Tools and optimization techniques used in this demo

Software and development tools

  • The demo was built using Scratchbox, a fantastic development tool that makes cross-compiling transparent!
  • The demo includes BusyBox 1.4.1, an toolbox implementing most UNIX commands in a few hundreds of KB. In our case, BusyBox includes the most common commands (like a vi implementation), and only sizes 192 KB!
  • The root filesystem is shipped within the Linux kernel image, using the initramfs technique, which makes the kernel simpler and saves a dramatic amount of RAM (compared to an init ramdisk).
  • The demo is interfaced by DirectFB example programs (version 0.9.25, with DirectFB 1.0.0-rc4), which demonstrate the amazing capabilities of this library, created to meet the needs of embedded systems.

Size optimization techniques

The below optimization techniques were used to reduce the filesystem size from 74 MB to 3.3 MB (before compression in the Linux kernel image):

  • Removing development files: C headers and manual pages copied when installing tools and libraries, .a library files, gdbserver, strace, /usr/lib/libfakeroot, /usr/local/lib/pkgconfig
  • Files not used by the demo programs: libstdc++, and any library or resource file.
  • Stripping and even super stripping (see sstrip) executables and libraries.
  • Reducing the kernel size using CONFIG_EMBEDDED switches, mainly from the
    Linux Tiny project.

Techniques to reduce boot time

We used the below techniques to reduce boot time:

  • Disabled console output (quiet boot option, printk support was disabled anyway), which saves time scrolling the framebuffer console.
  • Use the Preset Loops per Jiffy technique to disable delay loop calculation, by feeding the kernel with a value measured in an earlier boot (lpj setting, which you may update according to the speed of your own workstation).

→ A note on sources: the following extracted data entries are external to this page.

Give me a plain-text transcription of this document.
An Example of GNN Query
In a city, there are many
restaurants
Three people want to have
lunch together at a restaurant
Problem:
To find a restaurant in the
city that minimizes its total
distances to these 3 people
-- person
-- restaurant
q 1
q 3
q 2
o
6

All these optimization techniques and other ones we haven’t tried yet are described either on the elinux.org Wiki or in our embedded Linux optimizations presentation.

Future work

We plan to implement a generic tool which would apply some of these techniques in an automatic way, to shrink an existing GNU/Linux or embedded Linux root filesystem without any loss in functionality. More in the next weeks or months!